| name | coding-standards |
| description | Enforce architecture-first coding standards. deep modules, orthogonality, seam placement, DRY, contracts, and interface-level testing. |
Coding Standards
Code according to these standards. Use the vocabulary in language.md — module, interface, depth, seam, adapter, leverage, locality — exactly. See deepening.md for deepening patterns and interface-design.md for interface exploration.
Core standards
1. Deep, not shallow
Make every module deep — high leverage behind a simple interface. Before writing code:
- What behaviour does the caller need? Minimise the interface to that.
- Run the deletion test: if you delete the module, does complexity vanish (pass-through) or reappear at N callers (earning its keep)?
- The interface is the test surface. Tests cross the same seam as callers.

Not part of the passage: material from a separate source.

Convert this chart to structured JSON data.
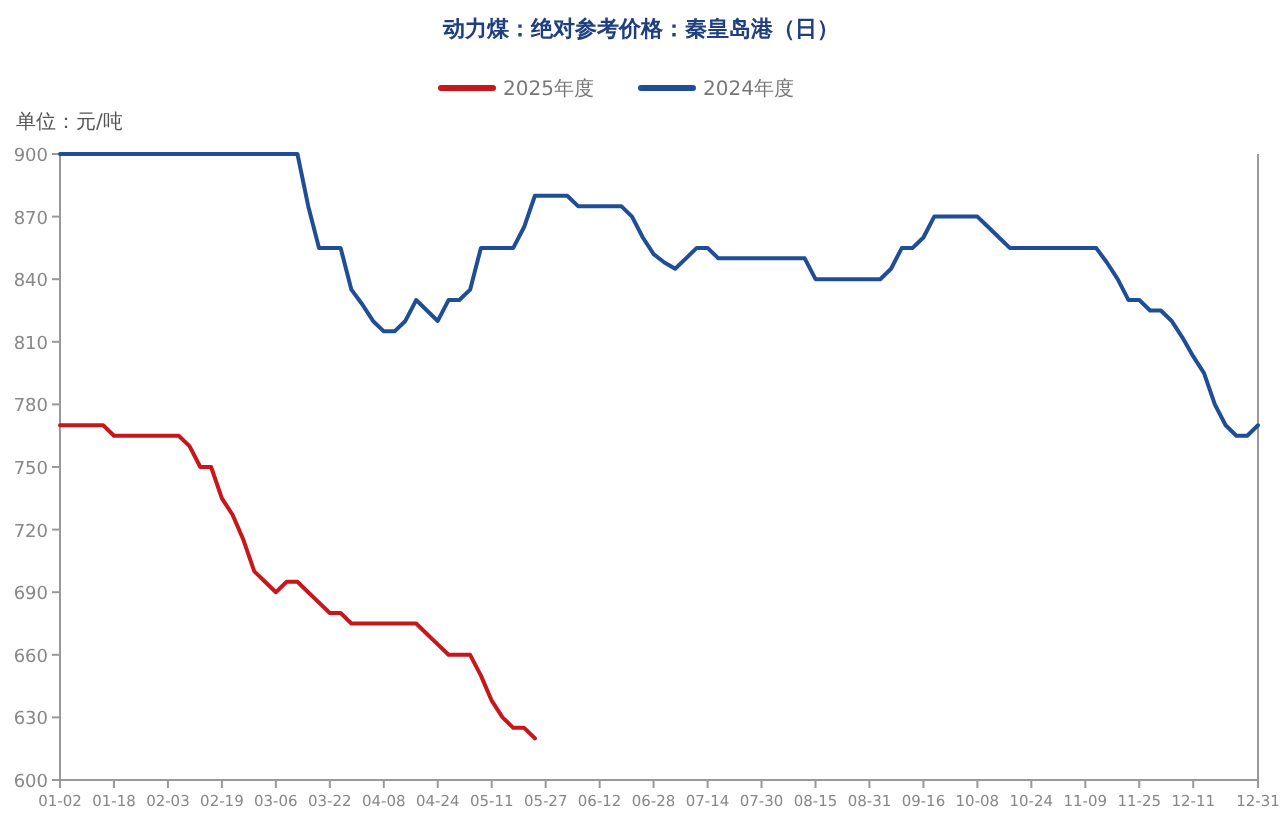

- Use a directory to group multiple related files in 1 module
2. Orthogonality
Changes should be independent. Two concerns are orthogonal when modifying one requires no changes to the other.
- Isolate concepts so they change independently. If a single requirement change touches many files, orthogonality is broken.

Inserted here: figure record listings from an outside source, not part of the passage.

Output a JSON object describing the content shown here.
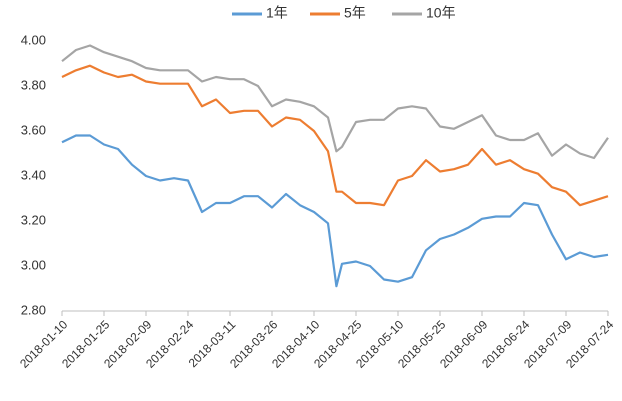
{
  "chart_data": {
    "type": "line",
    "x": [
      "2018-01-10",
      "2018-01-15",
      "2018-01-20",
      "2018-01-25",
      "2018-01-30",
      "2018-02-04",
      "2018-02-09",
      "2018-02-14",
      "2018-02-19",
      "2018-02-24",
      "2018-03-01",
      "2018-03-06",
      "2018-03-11",
      "2018-03-16",
      "2018-03-21",
      "2018-03-26",
      "2018-03-31",
      "2018-04-05",
      "2018-04-10",
      "2018-04-15",
      "2018-04-18",
      "2018-04-20",
      "2018-04-25",
      "2018-04-30",
      "2018-05-05",
      "2018-05-10",
      "2018-05-15",
      "2018-05-20",
      "2018-05-25",
      "2018-05-30",
      "2018-06-04",
      "2018-06-09",
      "2018-06-14",
      "2018-06-19",
      "2018-06-24",
      "2018-06-29",
      "2018-07-04",
      "2018-07-09",
      "2018-07-14",
      "2018-07-19",
      "2018-07-24"
    ],
    "series": [
      {
        "name": "1年",
        "color": "#5b9bd5",
        "values": [
          3.55,
          3.58,
          3.58,
          3.54,
          3.52,
          3.45,
          3.4,
          3.38,
          3.39,
          3.38,
          3.24,
          3.28,
          3.28,
          3.31,
          3.31,
          3.26,
          3.32,
          3.27,
          3.24,
          3.19,
          2.91,
          3.01,
          3.02,
          3.0,
          2.94,
          2.93,
          2.95,
          3.07,
          3.12,
          3.14,
          3.17,
          3.21,
          3.22,
          3.22,
          3.28,
          3.27,
          3.14,
          3.03,
          3.06,
          3.04,
          3.05
        ]
      },
      {
        "name": "5年",
        "color": "#ed7d31",
        "values": [
          3.84,
          3.87,
          3.89,
          3.86,
          3.84,
          3.85,
          3.82,
          3.81,
          3.81,
          3.81,
          3.71,
          3.74,
          3.68,
          3.69,
          3.69,
          3.62,
          3.66,
          3.65,
          3.6,
          3.51,
          3.33,
          3.33,
          3.28,
          3.28,
          3.27,
          3.38,
          3.4,
          3.47,
          3.42,
          3.43,
          3.45,
          3.52,
          3.45,
          3.47,
          3.43,
          3.41,
          3.35,
          3.33,
          3.27,
          3.29,
          3.31
        ]
      },
      {
        "name": "10年",
        "color": "#a5a5a5",
        "values": [
          3.91,
          3.96,
          3.98,
          3.95,
          3.93,
          3.91,
          3.88,
          3.87,
          3.87,
          3.87,
          3.82,
          3.84,
          3.83,
          3.83,
          3.8,
          3.71,
          3.74,
          3.73,
          3.71,
          3.66,
          3.51,
          3.53,
          3.64,
          3.65,
          3.65,
          3.7,
          3.71,
          3.7,
          3.62,
          3.61,
          3.64,
          3.67,
          3.58,
          3.56,
          3.56,
          3.59,
          3.49,
          3.54,
          3.5,
          3.48,
          3.57
        ]
      }
    ],
    "xlim": [
      "2018-01-10",
      "2018-07-24"
    ],
    "xticks": [
      "2018-01-10",
      "2018-01-25",
      "2018-02-09",
      "2018-02-24",
      "2018-03-11",
      "2018-03-26",
      "2018-04-10",
      "2018-04-25",
      "2018-05-10",
      "2018-05-25",
      "2018-06-09",
      "2018-06-24",
      "2018-07-09",
      "2018-07-24"
    ],
    "ylim": [
      2.8,
      4.0
    ],
    "yticks": [
      {
        "value": 2.8,
        "label": "2.80"
      },
      {
        "value": 3.0,
        "label": "3.00"
      },
      {
        "value": 3.2,
        "label": "3.20"
      },
      {
        "value": 3.4,
        "label": "3.40"
      },
      {
        "value": 3.6,
        "label": "3.60"
      },
      {
        "value": 3.8,
        "label": "3.80"
      },
      {
        "value": 4.0,
        "label": "4.00"
      }
    ],
    "grid": false,
    "legend": "top"
  }
}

- Separate what from how (validation from transformation from persistence).
- One responsibility per module. If you can't name it in one concept, it holds two.
3. Minimise coupling
Coupling is the enemy of orthogonality. Reduce it by:
- Putting seams where behaviour varies. Inject dependencies through seams.

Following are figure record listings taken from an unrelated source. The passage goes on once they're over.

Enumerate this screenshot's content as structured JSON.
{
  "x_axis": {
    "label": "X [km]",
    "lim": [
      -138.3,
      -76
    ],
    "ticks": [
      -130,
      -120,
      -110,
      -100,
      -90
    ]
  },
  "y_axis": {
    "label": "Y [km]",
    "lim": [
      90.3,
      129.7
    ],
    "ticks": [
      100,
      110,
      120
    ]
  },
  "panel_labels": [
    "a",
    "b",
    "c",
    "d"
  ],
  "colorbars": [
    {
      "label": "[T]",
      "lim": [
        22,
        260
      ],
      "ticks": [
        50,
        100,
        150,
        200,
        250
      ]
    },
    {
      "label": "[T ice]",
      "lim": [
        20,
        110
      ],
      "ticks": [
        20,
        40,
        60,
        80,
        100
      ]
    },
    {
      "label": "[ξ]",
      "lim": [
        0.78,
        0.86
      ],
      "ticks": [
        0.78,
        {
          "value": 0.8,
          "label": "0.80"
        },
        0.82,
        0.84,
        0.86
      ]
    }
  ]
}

- One adapter = hypothetical seam. Two adapters = real seam. Don't introduce a port unless something actually varies across it.
- Keep internal seams private. Don't expose implementation details through the interface.
4. DRY
Each piece of knowledge must have one representation. Duplication breeds inconsistency.
- Extract when the same logic, data shape, or invariant appears in two places.
- Prefer extraction that increases locality (change concentrates in one place).
- Don't extract just for extraction's sake — apply the deletion test.
5. Program deliberately
Every name and structure should carry meaning.
- Name things for the domain concept they represent, not the mechanism.
- If a name needs explanation, rename it. The name is the first and often only documentation.
- Don't assume — prove with tests.
6. Design by contract
Make invariants explicit. Fail fast.
- Validate inputs at seams. Bad data should not propagate.
- Use assertions for internal invariants that should never be violated.
- Document ordering, performance, and error modes as part of the interface.
7. Broken windows
Never ship sloppy code. Fix structural problems immediately or they multiply — refactor before building on messy foundations.
8. Ruthless testing
Code is only done when tests pass.
- Test at the interface (the seam). Tests survive internal refactors.
- When deepening replaces shallow modules, delete old tests on the old modules and write new tests at the new interface.
- Tests describe behaviour, not implementation.
Workflows
Writing new code
- Read language.md terminology. Read
<project-root>/.agent/CONTEXT.md for domain vocabulary.
- Identify the seam — where does a dependency vary?
- Define the interface (types, invariants, error modes, ordering).
- Verify depth: does the interface hide meaningful behaviour? Deletion test.
- Implement. Inject dependencies at seams.
- Test at the interface.
Refactoring
- Find friction — where does understanding one concept require bouncing through many modules?
- Classify dependencies (see deepening.md).
- Deepen the cluster: merge shallow modules, place the seam, inject adapters.
- Replace old tests with tests at the new interface.
Reviewing code
- Is the module deep? Or is the interface as complex as the implementation?
- Are concerns orthogonal? Or does one change require touching unrelated modules?
- Is coupling minimised? Are seams placed where things vary?
- Is anything duplicated that could be one source of truth?
- Does every name carry domain meaning?
- Are invariants enforced at the seams?
- Do tests sit at the interface, or are they leaking into implementation details?